Westside Health Authority
- Established: 1988; 38 years ago
- Founder: Jacqueline Reed
- Type: 501(c)(3) non-profit organization
- Key people: Morris Reed, CEO
- Revenue: $9,470,101 (2024)
- Website: healthauthority.org

= Westside Health Authority =

The Westside Health Authority (WHA) is an American community-based, non-profit organization located in Chicago's Austin neighborhood. Historically, it has served a primarily African American community. Currently the organization serves about 22,000 residents through programs related to employment, youth mentoring, and leadership, re-entry for individuals returning from prison, and economic growth.The organization has six locations.

== Background ==
The closure of St. Anne's Hospital in 1988, and the resulting reduction in access to affordable health care, prompted action from Jacqueline Reed, a student at the University of Chicago's Crown Family School of Social Work, Policy, and Practice. In response to the healthcare crisis, Reed organized public forums and faith-based fundraising to secure a building and organize medical services. This led to the creation of the Westside Health Authority (WHA) in 1988.

Reed stated that her upbringing in Mississippi influenced her approach to community organizing. Community fundraising contributed to the $7.4 million construction of the Austin Wellness Center, which opened in 2004.

== Expansion ==
Since the 1990s, under the leadership of CEO Morris Reed, the agency has expanded its operations to six locations. These locations offer programs focused on employment, housing, youth development, violence prevention, and re-entry support for formerly incarcerated individuals.

An initiative launched in 2016, called the Good Neighbour Campaign, secured a grant worth $1 million. The campaign focuses on existing talents and strengths of residents to address issues such as safety, youth engagement, and health issues. The campaign has mobilized more than 600 residents across 31 blocks and helped establish block clubs. It has also organized youth sports leagues, art projects, and cultural events. Volunteers are trained to intervene in violent situations and to provide peer support and resource coordination.

In 2011, WHA secured over $2 million as part of a community-benefits agreement with US Bank.

== Core programs and services ==
===Youth development===
WHA's Youth Innovation Center offers programs including mentorship, workforce development, and technology-related activities. The initiatives for youth development include career pipeline programs, apprenticeships, substance use counseling, and civic leadership projects.

===Community re-entry===

The Community Re-entry Center works to assist the formerly incarcerated, veterans, and others who are reintegrating into society. The center provides job readiness training, vocational skills development, and transitional employment opportunities.

===Economic development===

WHA has contributed to the development of the West Side through projects such as the Austin Wellness Center and Clinic, and the 2025 Chicago Prize finalist, $10 million Aspire Center.

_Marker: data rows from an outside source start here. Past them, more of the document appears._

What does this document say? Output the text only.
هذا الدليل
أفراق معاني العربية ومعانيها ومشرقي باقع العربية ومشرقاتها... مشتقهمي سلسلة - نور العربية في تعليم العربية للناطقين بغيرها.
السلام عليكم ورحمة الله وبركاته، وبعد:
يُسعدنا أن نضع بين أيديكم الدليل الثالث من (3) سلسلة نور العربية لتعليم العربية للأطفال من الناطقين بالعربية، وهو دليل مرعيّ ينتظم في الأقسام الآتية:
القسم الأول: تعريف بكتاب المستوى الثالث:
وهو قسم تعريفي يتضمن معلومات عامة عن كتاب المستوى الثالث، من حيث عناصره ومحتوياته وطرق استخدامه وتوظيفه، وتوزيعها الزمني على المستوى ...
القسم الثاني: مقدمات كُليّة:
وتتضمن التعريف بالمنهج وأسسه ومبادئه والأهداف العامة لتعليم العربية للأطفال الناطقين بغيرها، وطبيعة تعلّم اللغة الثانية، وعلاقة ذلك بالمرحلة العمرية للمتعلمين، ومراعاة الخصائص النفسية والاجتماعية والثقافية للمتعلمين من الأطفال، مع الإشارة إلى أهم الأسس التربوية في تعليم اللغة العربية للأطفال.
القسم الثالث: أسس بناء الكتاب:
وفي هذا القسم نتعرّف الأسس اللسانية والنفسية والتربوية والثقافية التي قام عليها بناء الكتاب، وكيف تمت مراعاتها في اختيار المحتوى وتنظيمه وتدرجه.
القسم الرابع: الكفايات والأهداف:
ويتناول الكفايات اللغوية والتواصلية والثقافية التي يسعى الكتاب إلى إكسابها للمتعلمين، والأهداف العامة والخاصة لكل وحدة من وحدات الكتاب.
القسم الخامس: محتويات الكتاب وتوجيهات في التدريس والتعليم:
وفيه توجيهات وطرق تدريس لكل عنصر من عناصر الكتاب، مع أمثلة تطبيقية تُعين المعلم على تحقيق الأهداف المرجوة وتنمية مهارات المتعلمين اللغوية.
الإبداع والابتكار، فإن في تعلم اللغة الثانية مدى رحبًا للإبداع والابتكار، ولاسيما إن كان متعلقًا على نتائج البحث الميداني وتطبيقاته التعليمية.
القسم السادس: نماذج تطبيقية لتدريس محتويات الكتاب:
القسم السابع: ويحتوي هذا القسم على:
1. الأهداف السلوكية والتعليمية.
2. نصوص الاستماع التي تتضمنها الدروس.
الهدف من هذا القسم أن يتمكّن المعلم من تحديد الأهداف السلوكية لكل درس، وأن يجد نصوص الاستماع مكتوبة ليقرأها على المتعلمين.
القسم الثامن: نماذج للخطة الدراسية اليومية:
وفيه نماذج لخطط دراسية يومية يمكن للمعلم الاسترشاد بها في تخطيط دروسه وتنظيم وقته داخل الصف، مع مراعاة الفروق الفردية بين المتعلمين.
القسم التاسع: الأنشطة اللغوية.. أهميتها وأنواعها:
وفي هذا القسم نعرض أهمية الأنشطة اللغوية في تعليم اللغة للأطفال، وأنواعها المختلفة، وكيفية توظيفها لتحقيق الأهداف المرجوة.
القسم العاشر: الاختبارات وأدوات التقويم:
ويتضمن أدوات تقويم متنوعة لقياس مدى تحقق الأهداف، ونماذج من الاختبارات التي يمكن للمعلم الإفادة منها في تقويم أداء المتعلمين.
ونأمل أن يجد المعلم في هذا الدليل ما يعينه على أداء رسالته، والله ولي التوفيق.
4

These projects aim to create sustainable economic opportunities, provide educational opportunities, and improve public safety for all residents of all ages.

=== Aspire Center redevelopment ===
In January 2022, the Chicago City Council unanimously approved zoning changes allowing the Westside Health Authority to redevelop the former Emmet Elementary School at 5500–5536 W. Madison Street into a workforce training and community hub known as the Aspire Center for Workplace Innovation.

Emmet Elementary School closed in 2013 as part of a Chicago Public Schools district-wide closure of 49 schools, most of which were located on the city’s South and West sides. WHA purchased the property in 2018. Because the site had been rezoned for residential use after the school’s closure, City Council approval was required to permit business and social service uses.

The Aspire Center forms part of the broader Aspire Initiative, which also includes planned affordable housing and a health and fitness center at other sites in the Austin neighborhood. The center was planned to house workforce training programs, social services, and leased space for partner organizations, with workforce training expected to be led by the Jane Addams Resource Corporation.

As of 2022, project costs for the Aspire Center redevelopment were reported at approximately $28 million, with a large portion of the costs being paid by a $10 million grant from the Illinois state capital budget. Additional funding was expected from private donors and public sources, with workforce development programming anticipated to begin prior to full project completion.

===Community Wellness center===

The Community Wellness program is a community-based center in which they aim to promote health, safety, and resilience across neighborhoods through integrated services and proactive engagement. Services include primary care, behavioral health services, street outreach, and grassroots mobilizations.